At the same time, Jackson insists that, “technology doesn’t let you easily get to what you want to find out.” Just like an elephant, big data is a lot to move around and has underlying characteristics that can not be made to go in certain directions. Part of his company’s solution involves the support of analysts to help get query chains moving and turned around, rather than just leaving it to the end-user. The appliance can also be dropped in behind the firewall (accompanied by analysts if required) if the business does not want its data to leave the enterprise.
Among vendors coming at big data from a conventional data management perspective, there is a strong desire to normalise the subject. Big data is not so very different nor so challenging, they argue. Get among big data natives and the feeling is very different - almost religious, as one observer points out. They fervently want to believe that an elephant can fly. But if it is your business putting money into big data, it is best to check first what type of animal is taking to the trampolene.
Big data definitions
“Data sets whose size is beyond the ability of commonly-used software tools to capture, manage, and process the data within a tolerable elapsed time.” - Wikipedia
“Big data is characterised by four dimensions: volume, variety, variability and velocity.” - Nick Millman, senior director, Accenture Information Management Services UK & Ireland
“Big data is not just about scale - it is more about understanding how new technologies and approaches are coming together to allow you to do things with data in a different way.” - Richard Kellet, director of marketing, SAS UK
“The number of customers you have may not be growing, but the amount of data you hold on them is. The more you know about them, the better you can target them.” - Dai Clegg, business analytics product marketing leader, EMEA, IBM
“Big data is an expression created to build excitement around products that were already there. Everybody has had tons of data, they have just not understood what they can to to mine and analyse it.” - Sean Jackson, vice-president of marketing, Kognitio
Big data practitioners
Getting the right box to handle big data is only the start of the solution. “There are big implications for the talent that organisations need around. They will need a different profile to the traditional roles of data administrators, data engineers and data scientists,” says Nick Millman, senior director, Accenture Information Management Services UK & Ireland. “That is a challenge because there are not lots of those people around in the employment market.”

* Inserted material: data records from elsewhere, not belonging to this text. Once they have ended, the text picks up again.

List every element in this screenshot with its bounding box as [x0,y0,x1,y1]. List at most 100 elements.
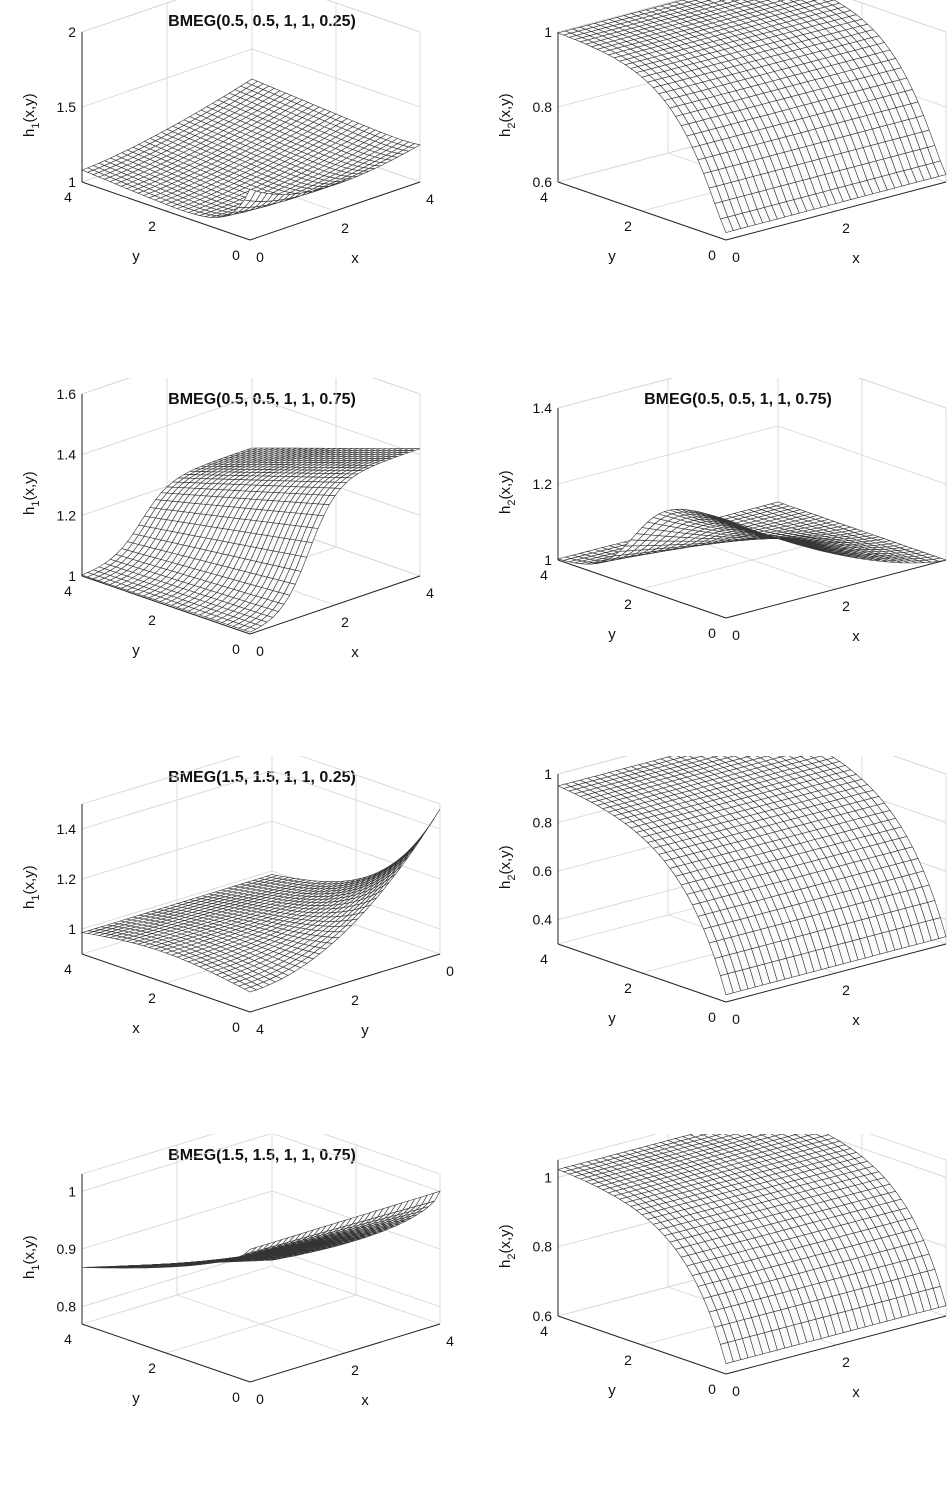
plot-svg: BMEG(1.5, 1.5, 1, 1, 0.75)0.60.81420024y… [476,1134,952,1504]
plot-svg: BMEG(1.5, 1.5, 1, 1, 0.25)0.40.60.814200… [476,756,952,1126]
left-axis-label: y [608,248,616,265]
z-tick-label: 0.6 [533,863,553,879]
left-axis-label: y [608,1382,616,1399]
z-axis-label: h1(x,y) [21,865,42,909]
z-tick-label: 1.2 [533,476,553,492]
right-axis-tick-label: 0 [732,249,740,265]
right-axis-tick-label: 4 [446,1333,454,1349]
z-axis-label: h1(x,y) [21,1235,42,1279]
right-axis-tick-label: 2 [842,1354,850,1370]
left-axis-tick-label: 2 [624,980,632,996]
surface-mesh [82,1191,440,1268]
right-axis-tick-label: 0 [732,1383,740,1399]
right-axis-tick-label: 2 [842,598,850,614]
plot-svg: BMEG(0.5, 0.5, 1, 1, 0.25)0.60.81420024y… [476,0,952,370]
z-axis-label: h2(x,y) [497,470,518,514]
z-tick-label: 1.5 [57,99,77,115]
right-axis-tick-label: 4 [426,585,434,601]
surface-plot-2: BMEG(0.5, 0.5, 1, 1, 0.25)0.60.81420024y… [476,0,952,370]
right-axis-tick-label: 0 [732,627,740,643]
left-axis-tick-label: 0 [708,1381,716,1397]
z-tick-label: 1.4 [57,447,77,463]
left-axis-label: y [608,626,616,643]
surface-plot-6: BMEG(1.5, 1.5, 1, 1, 0.25)0.40.60.814200… [476,756,952,1126]
right-axis-tick-label: 2 [341,220,349,236]
left-axis-tick-label: 2 [148,990,156,1006]
right-axis-tick-label: 0 [446,963,454,979]
right-axis-label: x [351,250,359,267]
left-axis-tick-label: 2 [148,612,156,628]
z-tick-label: 0.8 [57,1299,77,1315]
left-axis-tick-label: 4 [64,189,72,205]
surface-plot-4: BMEG(0.5, 0.5, 1, 1, 0.75)11.21.4420024y… [476,378,952,748]
right-axis-tick-label: 0 [256,249,264,265]
z-axis-label: h1(x,y) [21,93,42,137]
left-axis-tick-label: 2 [148,218,156,234]
z-tick-label: 1 [68,568,76,584]
right-axis-label: x [852,250,860,267]
z-tick-label: 1 [544,1169,552,1185]
left-axis-tick-label: 2 [148,1360,156,1376]
z-tick-label: 0.8 [533,815,553,831]
right-axis-tick-label: 2 [351,1362,359,1378]
left-axis-tick-label: 2 [624,218,632,234]
z-tick-label: 1 [544,766,552,782]
left-axis-tick-label: 4 [540,951,548,967]
grid-lines [82,1134,440,1353]
z-tick-label: 0.9 [57,1241,77,1257]
z-tick-label: 1 [544,24,552,40]
surface-mesh [558,502,946,564]
right-axis-tick-label: 0 [256,643,264,659]
right-axis-tick-label: 0 [256,1391,264,1407]
z-tick-label: 0.4 [533,912,553,928]
z-tick-label: 1.4 [57,821,77,837]
z-tick-label: 1.2 [57,871,77,887]
right-axis-tick-label: 2 [351,992,359,1008]
left-axis-tick-label: 0 [232,1389,240,1405]
z-tick-label: 2 [68,24,76,40]
right-axis-tick-label: 2 [842,220,850,236]
z-tick-label: 1 [68,1183,76,1199]
left-axis-tick-label: 4 [540,189,548,205]
z-tick-label: 1 [544,552,552,568]
surface-mesh [82,809,440,992]
z-tick-label: 0.8 [533,1239,553,1255]
left-axis-tick-label: 0 [708,625,716,641]
right-axis-tick-label: 0 [732,1011,740,1027]
z-tick-label: 1.4 [533,400,553,416]
right-axis-label: x [852,628,860,645]
z-tick-label: 0.6 [533,1308,553,1324]
left-axis-tick-label: 2 [624,596,632,612]
left-axis-tick-label: 0 [232,641,240,657]
left-axis-label: x [132,1020,140,1037]
surface-mesh [82,79,420,218]
left-axis-tick-label: 0 [232,1019,240,1035]
left-axis-tick-label: 0 [708,1009,716,1025]
surface-mesh [82,448,420,632]
z-axis-label: h2(x,y) [497,93,518,137]
chart-title: BMEG(0.5, 0.5, 1, 1, 0.75) [168,391,356,408]
left-axis-label: y [608,1010,616,1027]
right-axis-label: x [852,1384,860,1401]
z-axis-label: h2(x,y) [497,845,518,889]
left-axis-tick-label: 4 [540,1323,548,1339]
left-axis-tick-label: 4 [540,567,548,583]
z-tick-label: 0.8 [533,99,553,115]
right-axis-label: x [852,1012,860,1029]
chart-title: BMEG(1.5, 1.5, 1, 1, 0.75) [168,1147,356,1164]
chart-title: BMEG(0.5, 0.5, 1, 1, 0.75) [644,391,832,408]
chart-title: BMEG(1.5, 1.5, 1, 1, 0.25) [168,769,356,786]
left-axis-tick-label: 4 [64,583,72,599]
right-axis-tick-label: 4 [426,191,434,207]
plot-svg: BMEG(0.5, 0.5, 1, 1, 0.75)11.21.4420024y… [476,378,952,748]
right-axis-label: y [361,1022,369,1039]
left-axis-tick-label: 4 [64,1331,72,1347]
left-axis-label: y [132,1390,140,1407]
left-axis-label: y [132,248,140,265]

Indeed, McKinsey has estimated that in the US alone, between 140,000 and 190,000 data scientists and 1.5 million data-savvy managers are required to exploit the potential of big data. Given the already limited supply of data-literate graduates into the commercial sector, this human resources gap could become a major issue.
Recruiting data scientists is not cheap, even where it is possible. Added to the scale of the processing and analytical resource required, it makes big data a proposition mainly for organisations with big pockets.
But not everybody is over-faced by the human resources challenge. Dai Clegg, business analytics product marketing leader, EMEA, IBM, points to an historical prediction about the growth of the telephone. “Somebody said that by halfway through the Twentieth Century, if telephone usage continued to expand at that rate, one third of the population would need to be switchboard operators.”
Clegg points out: “That didn’t happen because technology arose to automate their job. The other side of the big data challenge is about improving the quality of the tools and toolkits.”